Other sites, in the city, worthy of mention:
Aston Hall, a Jacobean mansion with fine carved fireplaces, is now a museum left just as it was when the Holte family lived there.
The City Museum and Art Gallery has everything you could wish to see of Man and Nature: a 7th century Buddha; paintings, tapestries and sculptures; a coin collection including exhibits from countries where shells and axes were used as currency; ceramics jewellery, anything you could imagine!
The Council House, built in the 19th century as a pat on the back for Birmingham becoming the workshop of the world.
The City canals, which have been restored by the city, and now provide miles of towpath walking.
The Museum of Science and Industry with its Birmingham made bicycles, 125 ton ‘City of Birmingham’ train, steam driven machinery and much besides.
Other places of interest within 30 kilometres:
The Black Country Living Museum in Dudley, a reconstruction of a Victorian working village, complete with cottages, pub, canal, pithead etc. You can even take a canal ride into the eerie Dudley Tunnel.

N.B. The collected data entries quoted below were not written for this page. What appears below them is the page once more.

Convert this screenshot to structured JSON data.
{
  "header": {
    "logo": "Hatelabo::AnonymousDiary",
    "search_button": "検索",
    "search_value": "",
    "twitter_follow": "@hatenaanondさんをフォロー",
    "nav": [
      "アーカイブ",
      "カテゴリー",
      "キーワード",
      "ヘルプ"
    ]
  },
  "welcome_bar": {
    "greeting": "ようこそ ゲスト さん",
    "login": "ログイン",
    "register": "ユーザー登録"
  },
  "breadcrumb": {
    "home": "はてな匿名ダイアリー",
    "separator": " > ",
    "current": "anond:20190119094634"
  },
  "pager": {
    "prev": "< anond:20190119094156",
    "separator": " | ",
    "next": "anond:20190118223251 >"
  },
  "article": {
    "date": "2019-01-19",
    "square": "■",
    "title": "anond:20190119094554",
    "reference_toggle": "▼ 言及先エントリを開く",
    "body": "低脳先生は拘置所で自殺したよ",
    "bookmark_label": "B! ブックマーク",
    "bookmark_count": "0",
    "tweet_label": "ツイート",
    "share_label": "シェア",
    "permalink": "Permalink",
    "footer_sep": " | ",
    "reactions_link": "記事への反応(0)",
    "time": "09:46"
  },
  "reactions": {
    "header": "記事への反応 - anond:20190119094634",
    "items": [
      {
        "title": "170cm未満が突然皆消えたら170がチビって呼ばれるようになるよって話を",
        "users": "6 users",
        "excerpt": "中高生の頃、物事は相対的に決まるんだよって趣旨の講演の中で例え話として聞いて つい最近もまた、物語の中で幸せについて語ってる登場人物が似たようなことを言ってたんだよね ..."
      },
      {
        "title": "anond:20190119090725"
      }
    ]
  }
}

Cadbury World in Bournville, telling the story of chocolate from AD600 and the history of the Quaker John Cadbury experimenting to make a chocolate drink as an alternative to alcohol!
The National Motorcycle Museum at Stonebridge.
Baddesley Clinton, a moated manor house and garden, built in the 15th century and little changed since 1634.
Packwood House and garden with notable topiary, some representing the ‘Sermon on the Mount’.
Did you know that – a flight of 13 locks, built end to end, used to raise the canal barges 40 feet into the heart of Birmingham’s industrial area?